Research and academic papers on Whyville

Funded by the National Science Foundation, UCLA researcher Yasmin Kafai and her team study many different aspects of Whyville including science learning, avatar creation and virtual identity, the role of cheating, and flirting and dating through Whyville. Read More

Academic papers (all pdfs can be found under the blog post Community Dynamic Reports) –

1. Your Second Selves: Avatar Designs and Identity Play in a Teen Virtual World
This paper addresses the “role of avatars in identity play and self-representation as well as the social issues that arise within the game world.”

Key ideas:
> Avatars are a form of self-representation in the online world.
> Avatar design is guided by 1) Resources i.e. tools available to create the avatar 2) Individual agency i.e. personal motivations and reasons behind avatars being made to look a certain way 3) Social constraints i.e. what the community deems as acceptable or not acceptable.

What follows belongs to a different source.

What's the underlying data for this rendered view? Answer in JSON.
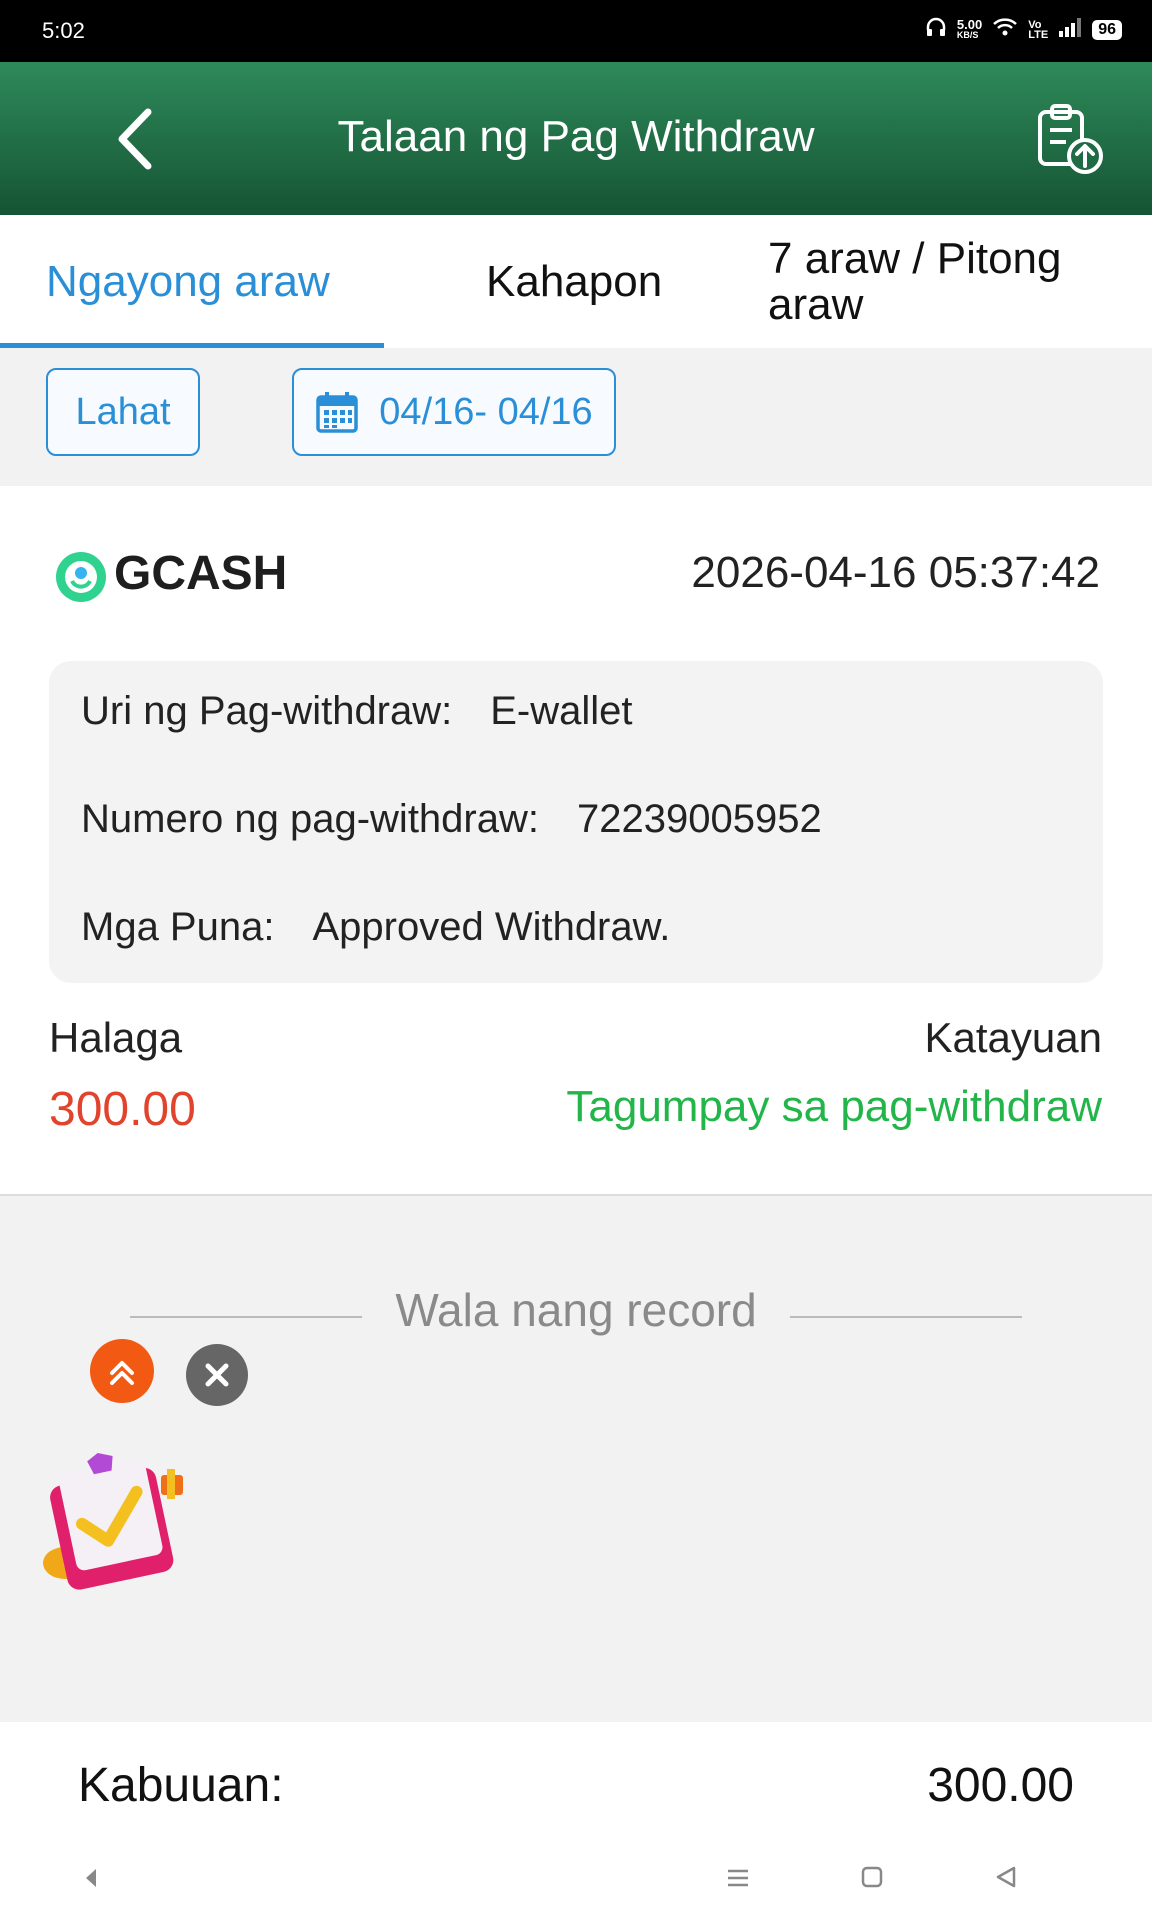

2. Synthetic Play: Girls and Boys Gaming Together and Apart in Teen Virtual Worlds
This paper brings out the idea that “gaming experiences could not only create a synthesis between the online and offline world but also bridge the gap between girls and boys who are often seen at playing apart and not together in the gaming world.”

This study was conducted by setting up an after-school Whyville club consisting of 10 boys and 10 girls.

Key ideas:
> A hybrid form of social interaction arises in the space where the online world meets the offline world.
> Gaming bridges the gap between boys and girls.